Announcing the latest loan in a statement, the World Bank stated: “The World Bank has approved $500 million for Nigeria for Women Program Scale Up (NFWP-SU). The scale-up financing will further support the government of Nigeria to invest in improving the livelihoods of women in Nigeria.

“The NFWP-SU will help to ensure better economic opportunities for women which is essential for addressing gender inequality; guaranteeing better education, health, and nutrition outcomes for families; and building women’s and communities’ resilience to climate change.”

The World Bank noted that women’s empowerment was vital to their ability to build resilience to climate change, and by extension their households and communities.

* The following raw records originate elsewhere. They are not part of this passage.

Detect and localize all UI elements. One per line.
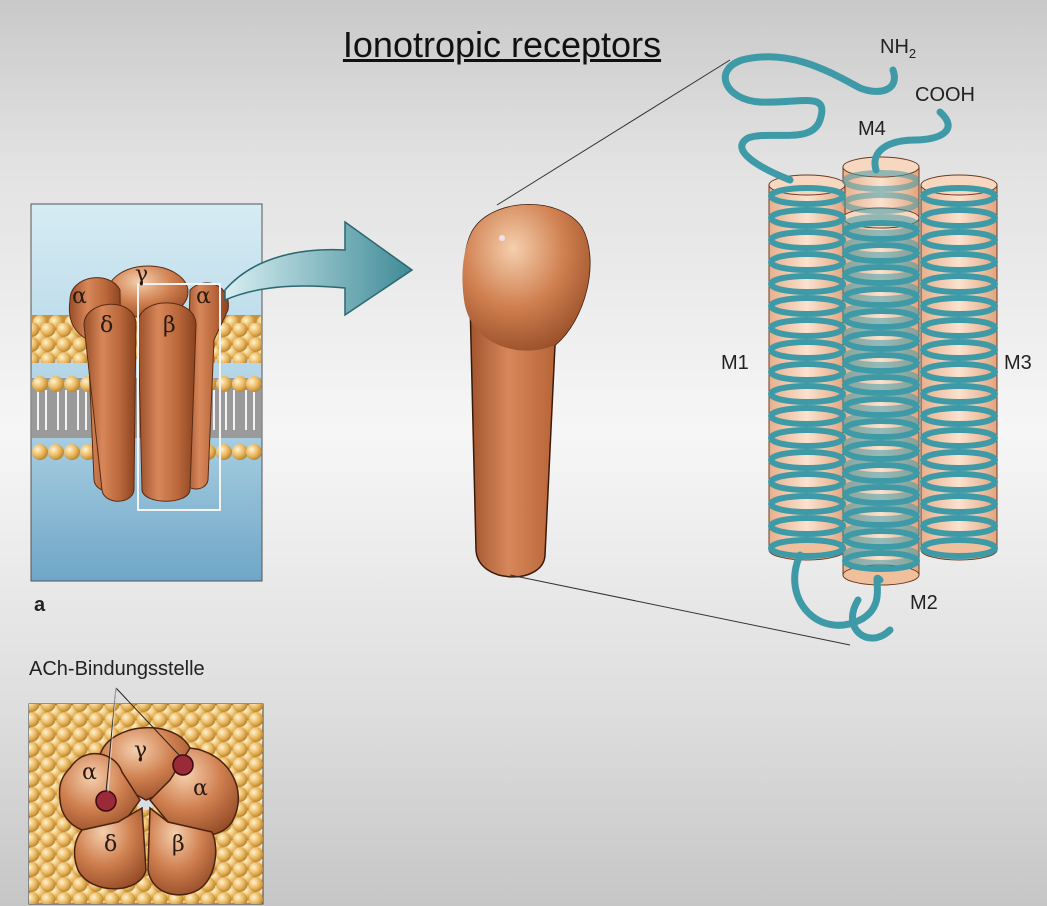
panel-a-receptor-membrane [30, 203, 263, 582]
helix-turn [842, 462, 920, 484]
top-beta-label: β [172, 832, 185, 857]
top-gamma-label: γ [134, 738, 148, 763]
helix-turn [842, 220, 920, 242]
helix-turn [842, 286, 920, 308]
helix-turn [842, 214, 920, 236]
helix-turn [768, 449, 846, 471]
helix-turn [842, 264, 920, 286]
top-alpha-left-label: α [82, 760, 97, 785]
helix-turn [768, 361, 846, 383]
helix-turn [768, 229, 846, 251]
single-subunit [462, 204, 591, 578]
helix-turn [920, 515, 998, 537]
helix-turn [842, 352, 920, 374]
panel-a-label: a [34, 594, 46, 616]
top-view-pentamer [28, 687, 264, 905]
m3-label: M3 [1004, 352, 1032, 374]
helix-turn [842, 484, 920, 506]
helix-turn [842, 242, 920, 264]
m2-label: M2 [910, 592, 938, 614]
subunit-alpha-left-label: α [72, 284, 87, 309]
zoom-line-top [496, 59, 731, 206]
helix-turn [842, 170, 920, 192]
binding-site-left [95, 790, 117, 812]
helix-turn [920, 493, 998, 515]
helix-turn [768, 339, 846, 361]
helix-turn [842, 330, 920, 352]
helix-turn [920, 339, 998, 361]
membrane-head-row [32, 376, 262, 460]
helix-turn [842, 550, 920, 572]
receptor-pentamer [68, 265, 229, 502]
helix-turn [842, 506, 920, 528]
helix-turn [920, 427, 998, 449]
top-alpha-right-label: α [193, 776, 208, 801]
helix-turn [842, 374, 920, 396]
page-title: Ionotropic receptors [342, 24, 662, 65]
helix-turn [920, 207, 998, 229]
helix-turn [768, 515, 846, 537]
subunit-delta-label: δ [100, 313, 114, 338]
zoom-line-bottom [509, 574, 851, 646]
helix-turn [768, 317, 846, 339]
helix-turn [768, 295, 846, 317]
binding-site-label: ACh-Bindungsstelle [29, 658, 205, 680]
helix-turn [920, 537, 998, 559]
subunit-delta [73, 806, 147, 890]
helix-turn [768, 427, 846, 449]
helix-turn [842, 308, 920, 330]
helix-turn [842, 192, 920, 214]
helix-turn [920, 361, 998, 383]
helix-turn [768, 537, 846, 559]
helix-turn [768, 251, 846, 273]
helix-turn [920, 229, 998, 251]
helix-turn [768, 185, 846, 207]
helix-turn [768, 471, 846, 493]
subunit-alpha-right-label: α [196, 284, 211, 309]
selection-box [137, 283, 221, 511]
zoom-arrow [224, 220, 414, 317]
bottom-loop-2 [849, 596, 894, 642]
helix-turn [768, 493, 846, 515]
top-delta-label: δ [104, 832, 118, 857]
helix-turn [842, 418, 920, 440]
c-terminal-loop [871, 108, 952, 174]
helix-turn [842, 396, 920, 418]
cooh-label: COOH [915, 84, 975, 106]
helix-turn [842, 528, 920, 550]
subunit-beta-label: β [163, 313, 176, 338]
nh2-label: NH2 [880, 36, 917, 61]
helix-turn [768, 273, 846, 295]
helix-turn [920, 251, 998, 273]
m1-label: M1 [721, 352, 749, 374]
helix-turn [920, 405, 998, 427]
subunit-gamma-label: γ [135, 262, 149, 287]
helix-turn [768, 207, 846, 229]
helix-turn [920, 471, 998, 493]
helix-turn [920, 295, 998, 317]
binding-site-right [172, 754, 194, 776]
m4-label: M4 [858, 118, 886, 140]
helix-turn [842, 440, 920, 462]
helix-turn [920, 273, 998, 295]
helix-turn [920, 449, 998, 471]
n-terminal-loop [721, 53, 898, 184]
helix-turn [920, 317, 998, 339]
helix-turn [768, 383, 846, 405]
helix-turn [768, 405, 846, 427]
subunit-beta [147, 806, 217, 896]
helix-turn [920, 383, 998, 405]
helix-turn [920, 185, 998, 207]
helix-bundle [721, 53, 998, 642]
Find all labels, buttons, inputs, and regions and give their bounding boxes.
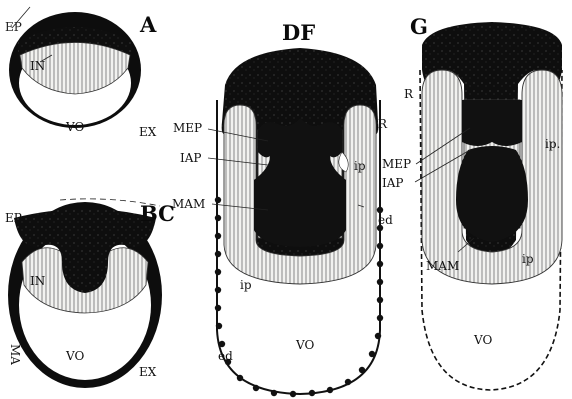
panel-bc-label-ma: MA — [8, 344, 22, 365]
panel-bc-label-ex: EX — [139, 365, 157, 379]
panel-g-label-r: R — [404, 87, 414, 101]
panel-a-label-vo: VO — [65, 120, 84, 134]
panel-bc-label-ep: EP — [5, 211, 22, 225]
panel-a-title: A — [139, 12, 157, 37]
panel-g-label-mep: MEP — [382, 157, 411, 171]
panel-df-label-ed-bottom: ed — [218, 349, 233, 363]
panel-a — [9, 12, 141, 128]
panel-df-label-ip-right: ip — [354, 159, 366, 173]
panel-g-title: G — [410, 14, 428, 39]
panel-df-label-r: R — [378, 117, 388, 131]
panel-a-label-ex: EX — [139, 125, 157, 139]
panel-df-label-vo: VO — [295, 338, 314, 352]
panel-a-label-in: IN — [30, 59, 45, 73]
panel-g-label-ip-right: ip. — [545, 137, 560, 151]
panel-g-label-vo: VO — [473, 333, 492, 347]
panel-df-inner-cavity — [254, 118, 346, 247]
panel-bc-label-in: IN — [30, 274, 45, 288]
panel-a-label-ep: EP — [5, 20, 22, 34]
panel-df-label-ed-right: ed — [378, 213, 393, 227]
panel-bc-title: BC — [140, 201, 175, 226]
panel-df-title: DF — [282, 20, 315, 45]
panel-g-label-ip-bottom: ip — [522, 252, 534, 266]
panel-g-label-mam: MAM — [426, 259, 459, 273]
panel-df-label-ip-bottom: ip — [240, 278, 252, 292]
panel-g-upper-cavity — [462, 100, 522, 146]
panel-bc-label-vo: VO — [65, 349, 84, 363]
panel-df-label-mep: MEP — [173, 121, 202, 135]
panel-g-label-iap: IAP — [382, 176, 403, 190]
panel-df-label-iap: IAP — [180, 151, 201, 165]
panel-g-lower-cavity — [456, 146, 528, 242]
panel-df-label-mam: MAM — [172, 197, 205, 211]
panel-bc — [8, 202, 162, 388]
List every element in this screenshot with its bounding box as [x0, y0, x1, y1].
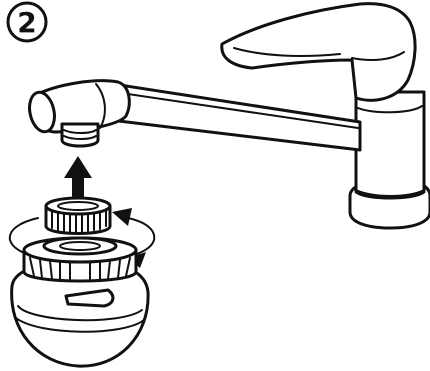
faucet-lever-handle — [220, 2, 417, 102]
spout-head — [28, 79, 131, 134]
aerator-head — [10, 236, 150, 368]
faucet-base — [348, 90, 430, 230]
step-number: 2 — [17, 6, 36, 39]
adapter-ring — [44, 196, 112, 235]
faucet-spout — [98, 80, 362, 152]
spout-thread-stub — [60, 122, 100, 148]
step-badge: 2 — [6, 1, 48, 43]
up-arrow-icon — [64, 156, 92, 200]
step-badge-circle — [6, 1, 48, 43]
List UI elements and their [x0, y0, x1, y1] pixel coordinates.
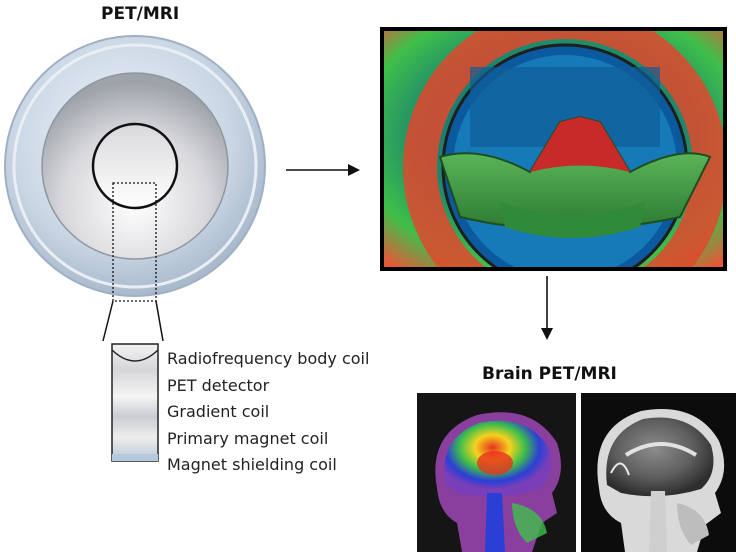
brain-title: Brain PET/MRI [482, 364, 617, 384]
arrow-down-icon [537, 274, 557, 344]
layer-label: Primary magnet coil [167, 426, 369, 453]
brain-pet-mri-image [417, 393, 576, 552]
layer-label: Magnet shielding coil [167, 452, 369, 479]
scanner-bore [93, 124, 177, 208]
layer-label: Radiofrequency body coil [167, 346, 369, 373]
layer-labels: Radiofrequency body coil PET detector Gr… [167, 346, 369, 479]
scanner-title: PET/MRI [101, 4, 179, 24]
layer-cylinder [112, 344, 158, 461]
brain-mri-image [581, 393, 736, 552]
arrow-right-icon [284, 160, 364, 180]
scanner-photo [380, 27, 727, 271]
layer-label: PET detector [167, 373, 369, 400]
zoom-lines [103, 301, 163, 341]
layer-label: Gradient coil [167, 399, 369, 426]
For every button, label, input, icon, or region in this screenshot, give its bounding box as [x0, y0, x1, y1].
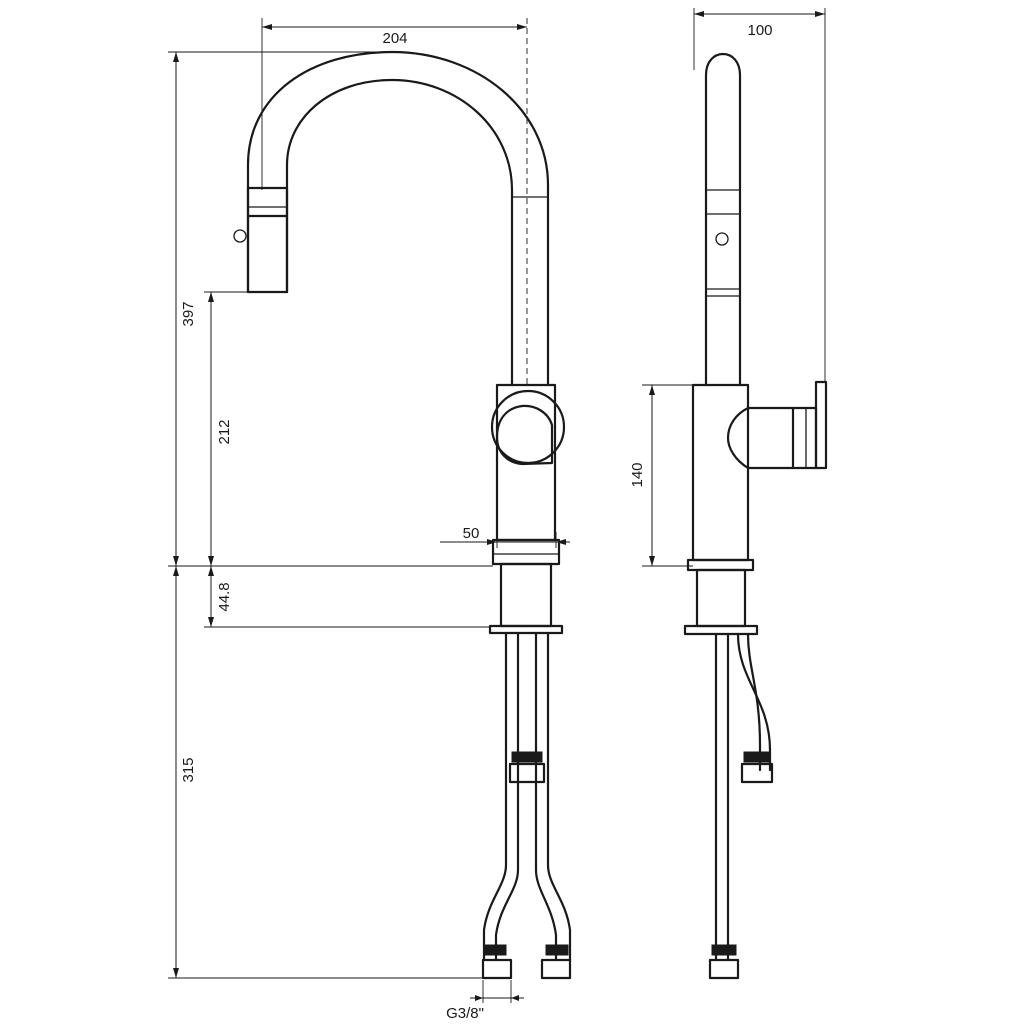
spout	[246, 50, 550, 387]
base-assembly	[488, 538, 564, 635]
dimension-labels: 204 100 397 212 44.8 315 140 50 G3/8"	[180, 22, 773, 1022]
side-body	[691, 383, 750, 562]
side-lever	[726, 406, 795, 470]
hose-fittings	[481, 751, 572, 980]
dim-thread-label: G3/8"	[446, 1005, 484, 1022]
dim-100-label: 100	[747, 22, 772, 39]
dim-315-label: 315	[180, 757, 197, 782]
dim-204-label: 204	[382, 30, 407, 47]
side-view	[683, 52, 828, 980]
dim-212-label: 212	[216, 419, 233, 444]
side-spray-button-icon	[715, 232, 729, 246]
dimension-lines	[168, 8, 826, 1003]
spray-button-icon	[233, 229, 247, 243]
front-view	[233, 50, 572, 980]
side-spout	[704, 52, 742, 387]
dim-50-label: 50	[463, 525, 480, 542]
pull-out-spray-head	[233, 186, 289, 294]
lever-hub	[490, 389, 566, 465]
faucet-body	[490, 383, 566, 542]
dim-397-label: 397	[180, 301, 197, 326]
lever-handle	[495, 404, 554, 466]
supply-hoses	[482, 631, 572, 962]
dim-44-8-label: 44.8	[216, 582, 233, 611]
dim-140-label: 140	[629, 462, 646, 487]
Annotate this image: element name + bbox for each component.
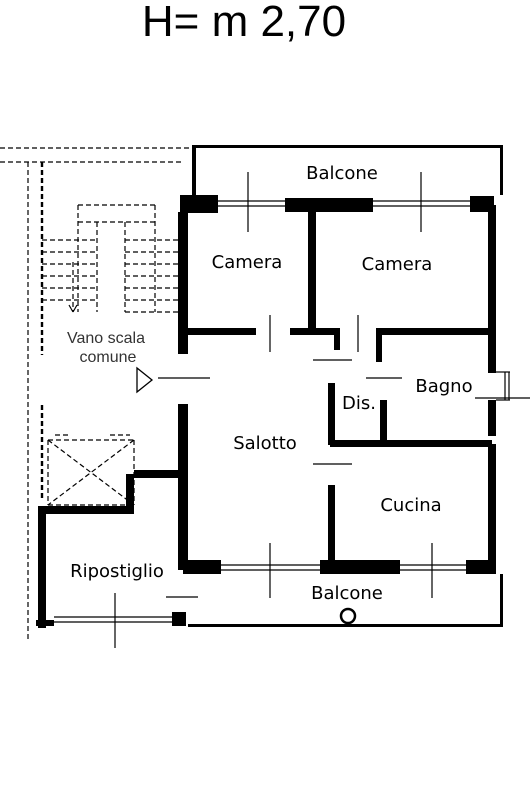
room-label-balcone-bottom: Balcone bbox=[311, 583, 383, 604]
column-circle-icon bbox=[339, 607, 357, 625]
room-label-balcone-top: Balcone bbox=[306, 163, 378, 184]
ceiling-height-label: H= m 2,70 bbox=[142, 0, 346, 46]
room-label-vano-scala: Vano scala bbox=[67, 330, 145, 347]
room-label-comune: comune bbox=[80, 349, 137, 366]
walls bbox=[36, 145, 530, 628]
room-label-disimpegno: Dis. bbox=[342, 393, 376, 414]
door-and-axis-lines bbox=[114, 172, 433, 648]
room-label-salotto: Salotto bbox=[233, 433, 297, 454]
room-label-camera-left: Camera bbox=[212, 252, 283, 273]
room-label-bagno: Bagno bbox=[415, 376, 472, 397]
room-label-ripostiglio: Ripostiglio bbox=[70, 561, 164, 582]
entrance-arrow-icon bbox=[136, 366, 154, 394]
room-label-camera-right: Camera bbox=[362, 254, 433, 275]
room-label-cucina: Cucina bbox=[380, 495, 441, 516]
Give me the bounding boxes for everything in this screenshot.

According to the bank, by building assets, women could better respond to family needs and mitigate risks and the effects of climate and other shocks on livelihoods, adding that gender disparities in earnings hold back the Nigerian economy.

The statement quoted Chaudhuri, as saying: “We have seen promising outcomes from the parent NFWP which has helped to create economic opportunities for thousands of rural women through the Women Affinity Groups. NFWP’s model is helping to improve livelihood opportunities for women and enhancing their capacity to adapt to climate change and participating in local administrations for policymaking related to community empowerment.

“Closing the gender gap in key economic sectors could yield gains of between $9.3 billion and $22.9 billion, we are optimistic that this scale-up will help Nigeria to move closer to bridging this gap.”

Task Team Leader for Nigeria for Women Project, Michael Ilesanmi commented: “The programme aims to mobilise poor and vulnerable women into different institutions and, using these institutional platforms, link them to markets as well as financial and non-financial services.

“Through participation in Women Affinity Groups, project beneficiaries build social capital that can then be leveraged to access financial, political, and economic capital–thus leading to both social and economic empowerment.”